According to Communications Fraud Control Association statistics, an industry group financed by carriers and law-enforcement agencies to tackle communications fraud, premium rate frauds cost victims $4.73 billion in 2013. That is up nearly $1 billion from 2011.
Although major carriers have sophisticated fraud systems in place to catch hackers before they run up false charges, these scams are still happening and customers are often left to pay the bill. Therefore, it comes necessary to find ways to prevent such attacks. The best advice would be to ‘block’ all international calling, as well as domestic 900 numbers. Another option would be to analyze a phone provider’s fraud protection plan and boost security regulations in-house. Having a security system in place to detect unusual calling activity is paramount. Otherwise an organization is leaving such systems exposed to hackers.
Nonetheless, fraudulent charges are taking place today; as problems continuing to escalate, it appears that people are not aware that their phone systems are just as vulnerable as computers and mobile devices for phone usage theft.

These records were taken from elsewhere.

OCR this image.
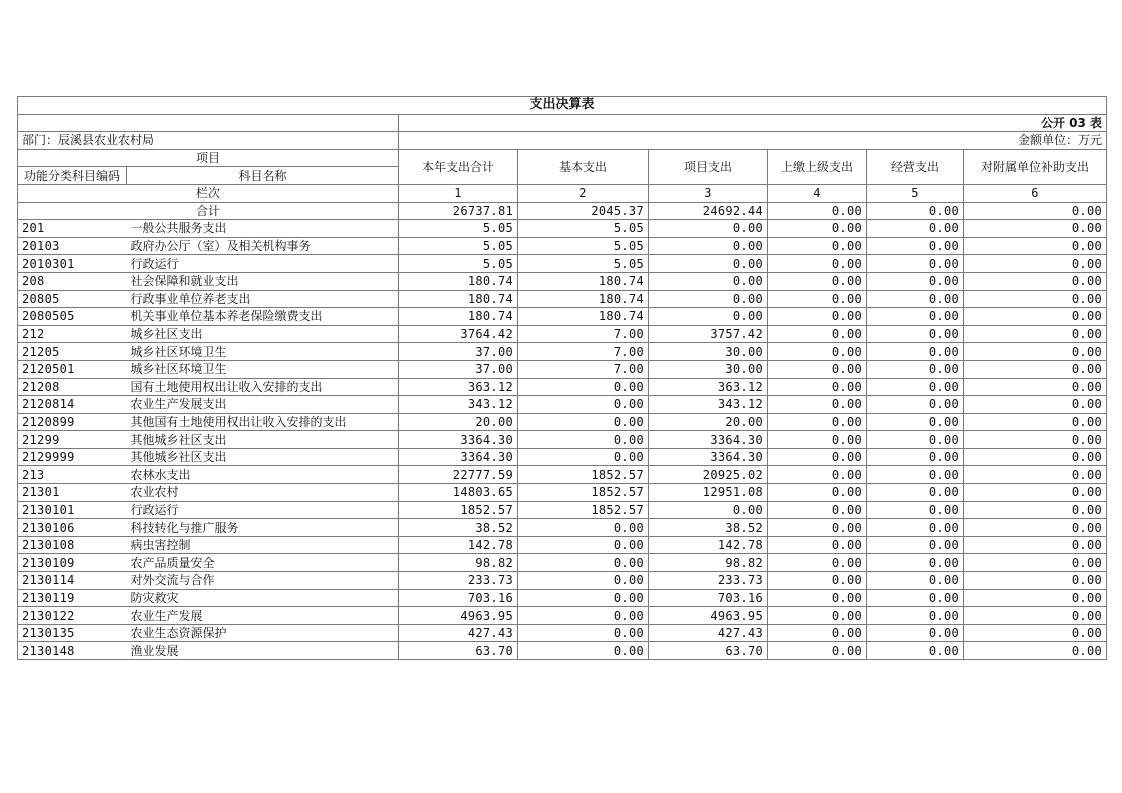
支出决算表							
		公开 03 表					
部门：辰溪县农业农村局		金额单位：万元					
项目		本年支出合计	基本支出	项目支出	上缴上级支出	经营支出	对附属单位补助支出
功能分类科目编码	科目名称						
栏次		1	2	3	4	5	6
合计		26737.81	2045.37	24692.44	0.00	0.00	0.00
201	一般公共服务支出	5.05	5.05	0.00	0.00	0.00	0.00
20103	政府办公厅（室）及相关机构事务	5.05	5.05	0.00	0.00	0.00	0.00
2010301	行政运行	5.05	5.05	0.00	0.00	0.00	0.00
208	社会保障和就业支出	180.74	180.74	0.00	0.00	0.00	0.00
20805	行政事业单位养老支出	180.74	180.74	0.00	0.00	0.00	0.00
2080505	机关事业单位基本养老保险缴费支出	180.74	180.74	0.00	0.00	0.00	0.00
212	城乡社区支出	3764.42	7.00	3757.42	0.00	0.00	0.00
21205	城乡社区环境卫生	37.00	7.00	30.00	0.00	0.00	0.00
2120501	城乡社区环境卫生	37.00	7.00	30.00	0.00	0.00	0.00
21208	国有土地使用权出让收入安排的支出	363.12	0.00	363.12	0.00	0.00	0.00
2120814	农业生产发展支出	343.12	0.00	343.12	0.00	0.00	0.00
2120899	其他国有土地使用权出让收入安排的支出	20.00	0.00	20.00	0.00	0.00	0.00
21299	其他城乡社区支出	3364.30	0.00	3364.30	0.00	0.00	0.00
2129999	其他城乡社区支出	3364.30	0.00	3364.30	0.00	0.00	0.00
213	农林水支出	22777.59	1852.57	20925.02	0.00	0.00	0.00
21301	农业农村	14803.65	1852.57	12951.08	0.00	0.00	0.00
2130101	行政运行	1852.57	1852.57	0.00	0.00	0.00	0.00
2130106	科技转化与推广服务	38.52	0.00	38.52	0.00	0.00	0.00
2130108	病虫害控制	142.78	0.00	142.78	0.00	0.00	0.00
2130109	农产品质量安全	98.82	0.00	98.82	0.00	0.00	0.00
2130114	对外交流与合作	233.73	0.00	233.73	0.00	0.00	0.00
2130119	防灾救灾	703.16	0.00	703.16	0.00	0.00	0.00
2130122	农业生产发展	4963.95	0.00	4963.95	0.00	0.00	0.00
2130135	农业生态资源保护	427.43	0.00	427.43	0.00	0.00	0.00
2130148	渔业发展	63.70	0.00	63.70	0.00	0.00	0.00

A recent post featured in Associations Now about premium rate fraud reveals phone systems are vulnerable to costly hacking; also, voice over IP (VoIP) phone connections—that are increasing in numbers thanks to the fact that they can save consumers up to 50 percent when making local and international calls—have become increasingly vulnerable to external attacks. Since VoIP systems use the Internet, they are obviously subject to hacking (as discovered in a security flaw in the snom 320 VoIP phone).
Unfortunately, some organizations have already fallen victim to fraudsters who have been able to make several thousands of international calls to various foreign countries, all at the expense of the company.
Hack attacks against small business phone networks are nothing new, experts say; in fact, they have been going on for the past two decades, with the difference now being they are increasing dramatically in number. Once the phone line(s) are hijacked, the hacker simply makes phone calls to the premium number, racking up massive phone bills.
The scheme works this way, telecommunications fraud experts say: hackers sign up to lease premium-rate phone numbers, from one of dozens of Web-based services that charge dialers over $1 a minute and give the lessee a cut; hackers then break into a business’s phone system when the company offices are closed or during quiet times and make calls through it to their premium number. Both the provider and the hacker gain from this fraud, as the post points out.
According to the security experts, small-businesses are often completely unaware of the potential for their phones to be hacked by criminals who can make multiple simultaneous international calls to premium numbers using just one of their phone lines.
So far, neither the FCC (News - Alert) nor the FBI seems very interested in stopping phone hacking; they apparently are more interested investigating cyber intrusions into personal online accounts. The federal government, which regulates phone service, has been slow to respond to this problem as well. Therefore, it is up to end users to protect their phones (whatever the brand) from costly hacking; most can be easily identified by spotting calls to 1-900 prefixes.